Comments (9)
Hi @deepyaman , thanks a lot for pointing this out. It's something I 've thought of proposing to fix quite a few times but was never a priority.
Another solution to consider would be to have default_save_args
and default_load_args
as class variables (as this is what they really are): (edit: This is actually what you did as well, sorry, somehow I missed that 🤦♂ )
class Base:
default_save_args = {}
default_load_args = {}
@property
def _load_args(self):
return ({**self.default_load_args, **self._load_args_}
if hasattr(self, '_load_args_') else {**self.default_load_args})
@property
def _save_args(self):
return ({**self.default_save_args, **self._save_args_}
if hasattr(self, '_save_args_') else {**self.default_save_args})
@_load_args.setter
def _load_args(self, load_args):
self._load_args_ = load_args if load_args is not None else {}
@_save_args.setter
def _save_args(self, save_args):
self._save_args_ = save_args if save_args is not None else {}
class Child(Base):
default_save_args = {'index': False}
def __init__(self, load_args=None, save_args=None):
self._load_args = load_args
self._save_args = save_args
So that:
In [7]: c = Child({'hi': 'there'}, {'extra': 1})
In [8]: c._load_args
Out[8]: {'hi': 'there'}
In [9]: c._save_args
Out[9]: {'index': False, 'extra': 1}
In [10]: c.default_save_args
Out[10]: {'index': False}
This would avoid the __init__
on the parent class, remove the pylint: disable=super-init-not-called
or simplify the code for classes that don't make use of defaults.

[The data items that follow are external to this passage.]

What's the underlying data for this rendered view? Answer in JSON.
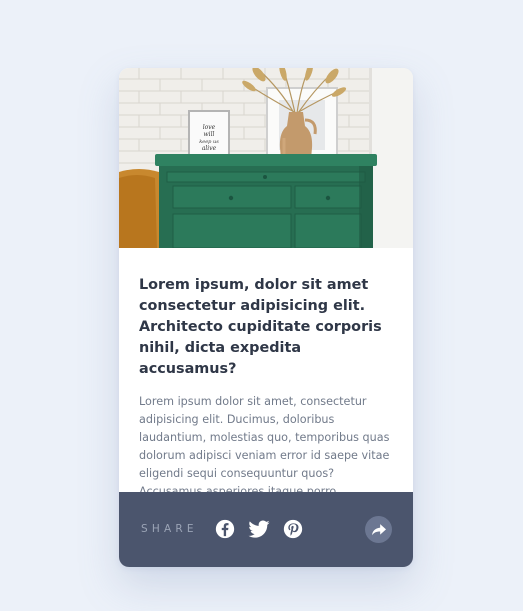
{
  "card": {
    "title": "Lorem ipsum, dolor sit amet consectetur adipisicing elit. Architecto cupiditate corporis nihil, dicta expedita accusamus?",
    "description": "Lorem ipsum dolor sit amet, consectetur adipisicing elit. Ducimus, doloribus laudantium, molestias quo, temporibus quas dolorum adipisci veniam error id saepe vitae eligendi sequi consequuntur quos? Accusamus asperiores itaque porro.",
    "image": {
      "frame_text": [
        "love",
        "will",
        "keep us",
        "alive"
      ]
    }
  },
  "footer": {
    "share_label": "SHARE",
    "icons": [
      "facebook-icon",
      "twitter-icon",
      "pinterest-icon",
      "share-arrow-icon"
    ]
  },
  "colors": {
    "background": "#ecf1f9",
    "footer": "#4b556d",
    "share_label": "#9ba4b6",
    "forward_button": "#6c7792",
    "title": "#2f3747",
    "description": "#717a8a",
    "dresser_green": "#2d7a5c"
  }
}
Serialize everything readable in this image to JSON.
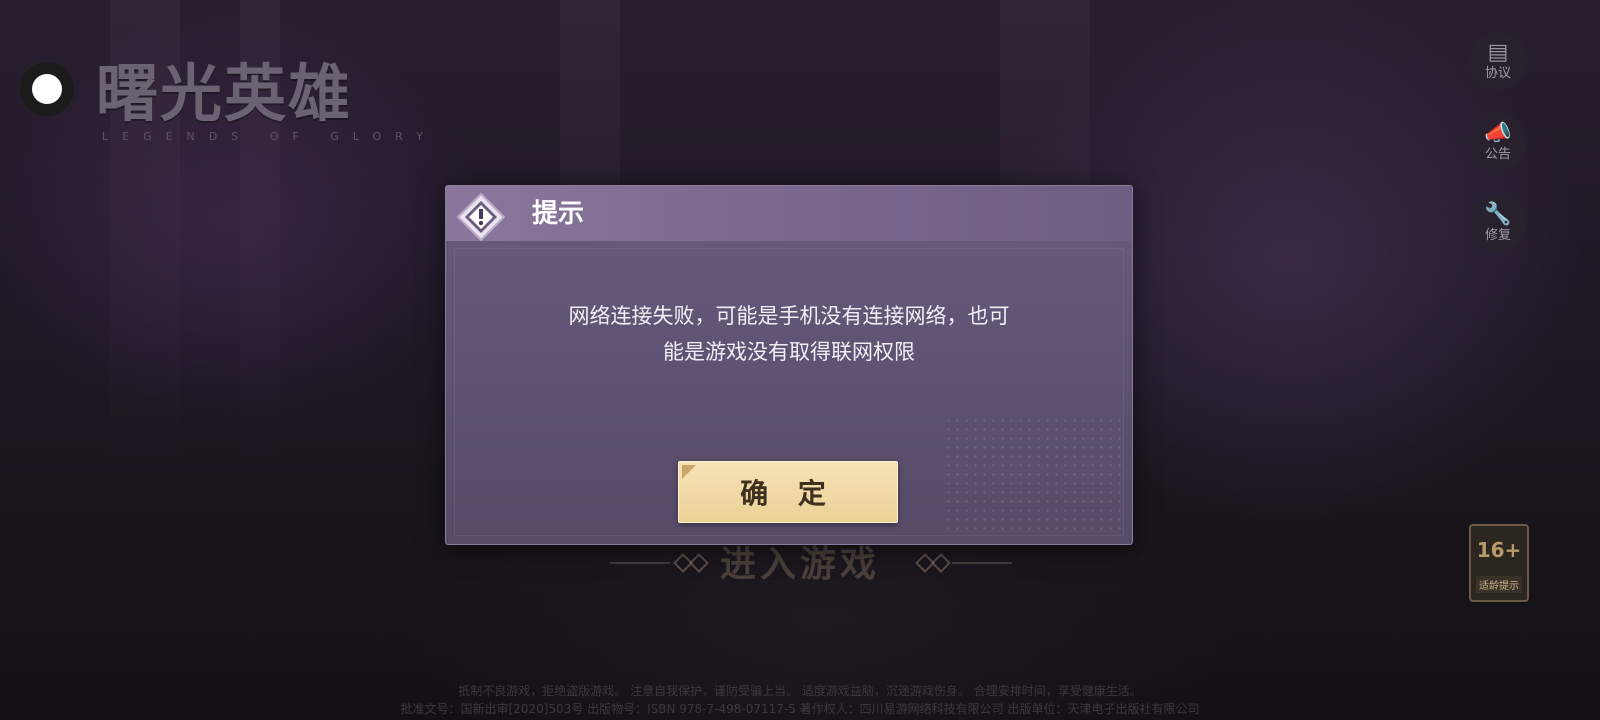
{
  "logo": {
    "title_cn": "曙光英雄",
    "subtitle_en": "LEGENDS OF GLORY"
  },
  "side_menu": [
    {
      "label": "协议",
      "icon": "document-icon"
    },
    {
      "label": "公告",
      "icon": "megaphone-icon"
    },
    {
      "label": "修复",
      "icon": "wrench-icon"
    }
  ],
  "age_badge": {
    "rating": "16+",
    "label": "适龄提示"
  },
  "enter_game": {
    "label": "进入游戏"
  },
  "footer": {
    "line1": "抵制不良游戏，拒绝盗版游戏。  注意自我保护，谨防受骗上当。  适度游戏益脑，沉迷游戏伤身。  合理安排时间，享受健康生活。",
    "line2": "批准文号：国新出审[2020]503号  出版物号：ISBN 978-7-498-07117-5  著作权人：四川易游网络科技有限公司  出版单位：天津电子出版社有限公司"
  },
  "dialog": {
    "title": "提示",
    "message_line1": "网络连接失败，可能是手机没有连接网络，也可",
    "message_line2": "能是游戏没有取得联网权限",
    "ok_label": "确 定"
  },
  "colors": {
    "dialog_bg": "#5e5171",
    "dialog_header": "#8a779c",
    "ok_button": "#ecd197"
  }
}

I also like you proposition of making the default_*_args
a public attribute, its kind of hidden in the constructor atm, so less "magic" for our users
Btw, I m not sure if what I suggested is the right way
Maybe wait and see what others also say? @idanov @tolomea
from kedro.
Thank you so much for this @deepyaman! We'll await feedback from @idanov on this and will get back to you.
from kedro.
@tsanikgr Thanks for the feedback! I believe the property implementations can be further simplified as:
@property
def _load_args(self):
return {**self.default_load_args, **getattr(self, '_load_args_', {})}
(and the analogous method for _save_args
)
from kedro.
👏 Indeed! Unfortunately, we can't avoid the setters, otherwise self._loads_args = load_args
in the constructor of children won't work
from kedro.
I'm fine with the above approach and happy to make the changes if others agree. @idanov @tolomea
from kedro.
Thanks @deepyaman for raising this. We've had discussions internally and this has come up a few times already. However I don't think this is something which should be added - we should leave each implementation to deal with default arguments as they see fit - they might not even have default arguments if they want to.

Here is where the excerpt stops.